3. The method of claim 1 or 2, wherein in step 2, the premix is prepared by the steps of: weighing methacrylamide polymer powder, polyacrylamide, 3Y-ZrO2 precursor xerogel and deionized water, adding into a planetary ball mill, and ball-milling to obtain a premixed solution.

4. The method of claim 3, wherein step 3 comprises: and (3) weighing a certain amount of alumina powder and a small amount of deionized water, adding the alumina powder and the deionized water into the premixed liquid prepared in the step (2) according to the solid content or the fixed volume ratio, and performing rapid ball milling until the granularity reaches the required value to obtain the slurry for gel injection molding.

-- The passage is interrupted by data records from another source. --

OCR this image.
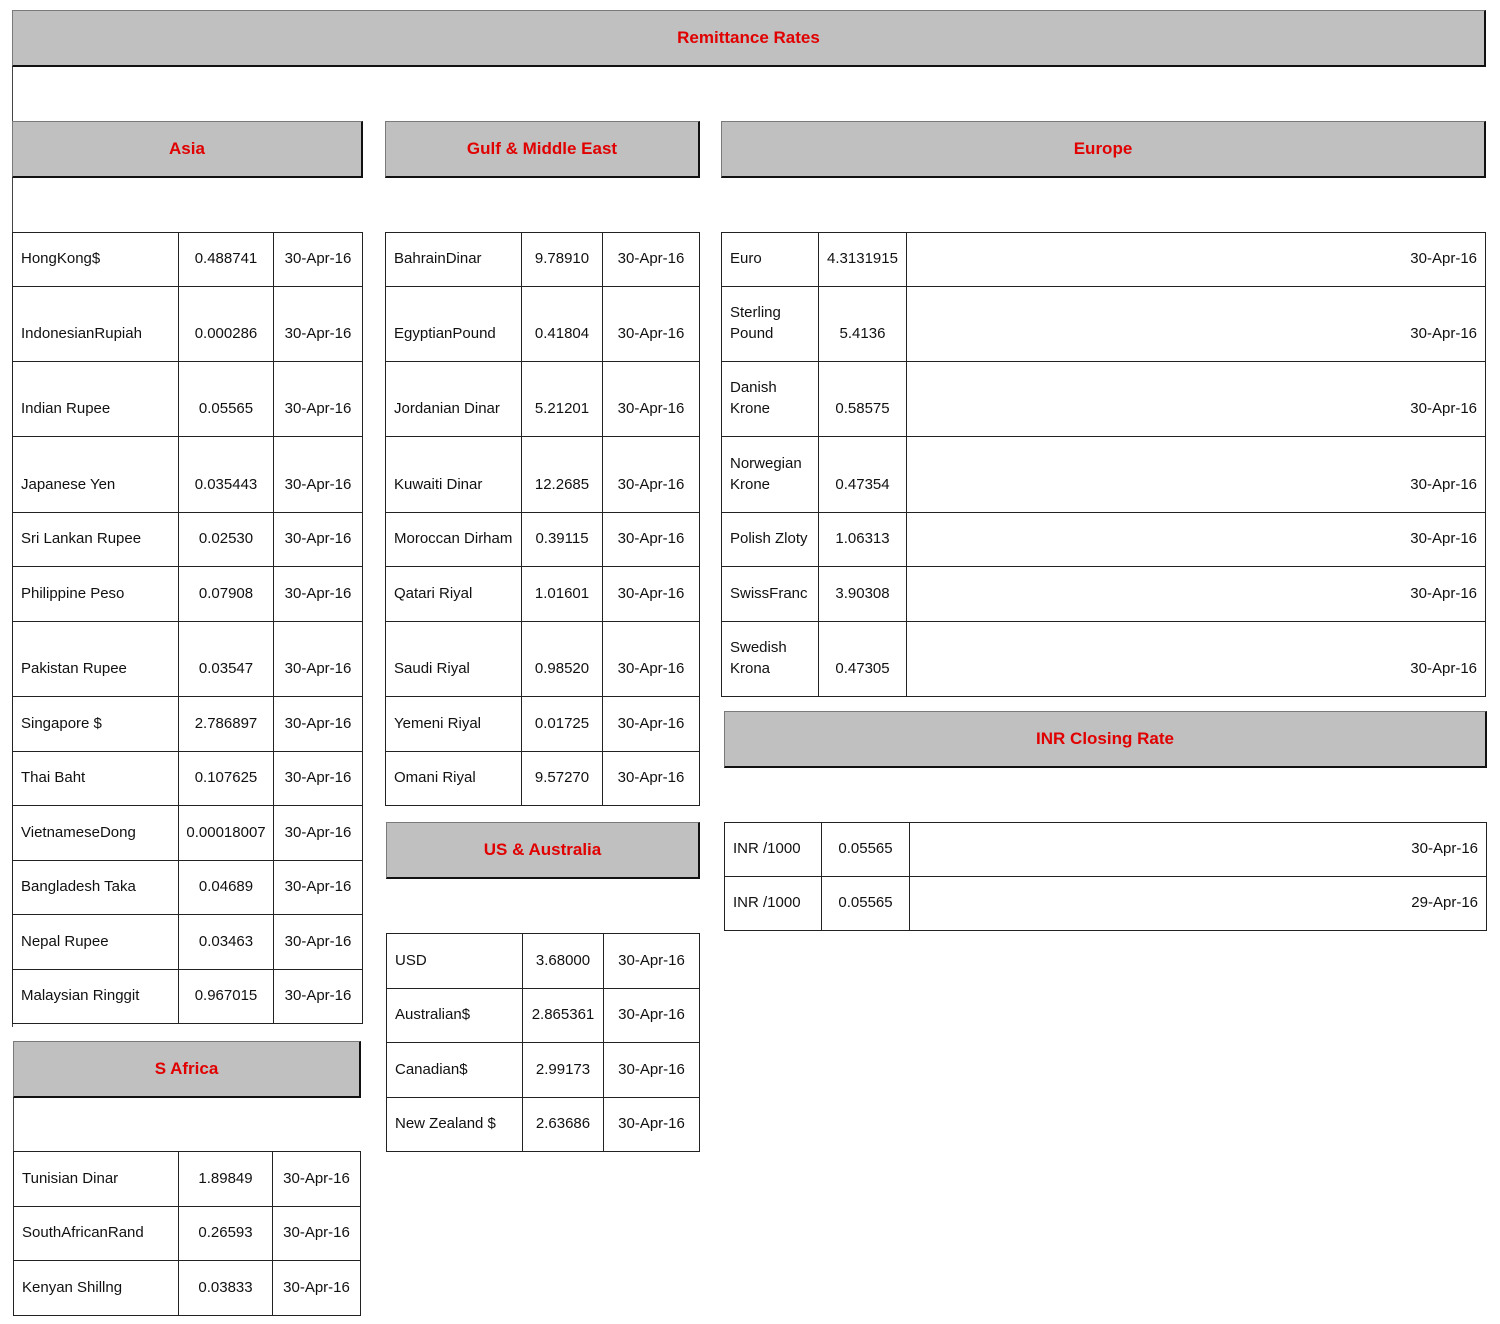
Remittance Rates
Asia	Gulf & Middle East	Europe
INR Closing Rate
US & Australia
S Africa
HongKong$	0.488741	30-Apr-16
IndonesianRupiah	0.000286	30-Apr-16
Indian Rupee	0.05565	30-Apr-16
Japanese Yen	0.035443	30-Apr-16
Sri Lankan Rupee	0.02530	30-Apr-16
Philippine Peso	0.07908	30-Apr-16
Pakistan Rupee	0.03547	30-Apr-16
Singapore $	2.786897	30-Apr-16
Thai Baht	0.107625	30-Apr-16
VietnameseDong	0.00018007	30-Apr-16
Bangladesh Taka	0.04689	30-Apr-16
Nepal Rupee	0.03463	30-Apr-16
Malaysian Ringgit	0.967015	30-Apr-16
BahrainDinar	9.78910	30-Apr-16
EgyptianPound	0.41804	30-Apr-16
Jordanian Dinar	5.21201	30-Apr-16
Kuwaiti Dinar	12.2685	30-Apr-16
Moroccan Dirham	0.39115	30-Apr-16
Qatari Riyal	1.01601	30-Apr-16
Saudi Riyal	0.98520	30-Apr-16
Yemeni Riyal	0.01725	30-Apr-16
Omani Riyal	9.57270	30-Apr-16
Euro	4.3131915	30-Apr-16
Sterling Pound	5.4136	30-Apr-16
Danish Krone	0.58575	30-Apr-16
Norwegian Krone	0.47354	30-Apr-16
Polish Zloty	1.06313	30-Apr-16
SwissFranc	3.90308	30-Apr-16
Swedish Krona	0.47305	30-Apr-16
INR /1000	0.05565	30-Apr-16
INR /1000	0.05565	29-Apr-16
USD	3.68000	30-Apr-16
Australian$	2.865361	30-Apr-16
Canadian$	2.99173	30-Apr-16
New Zealand $	2.63686	30-Apr-16
Tunisian Dinar	1.89849	30-Apr-16
SouthAfricanRand	0.26593	30-Apr-16
Kenyan Shillng	0.03833	30-Apr-16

5. The method of claim 4, wherein step 4 comprises: and (4) transferring the slurry obtained in the step (3) to a vacuum device, and stirring and degassing in vacuum until bubbles disappear.

6. The method of claim 5, wherein step 5 comprises: and (4) injecting the slurry obtained in the step (4) into a prepared model, and curing the model in an environment with certain relative humidity and temperature until the slurry is solidified.

7. The method of claim 6, wherein step 6 comprises: and (5) demolding the blank obtained in the step (5), transferring the blank into a temperature and humidity adjusting box, setting the temperature and the relative humidity, and drying.

8. The method of claim 7, wherein step 7 comprises: and (4) transferring the dried green body obtained in the step (6) to a high-temperature kiln to sinter the ZTA ceramic.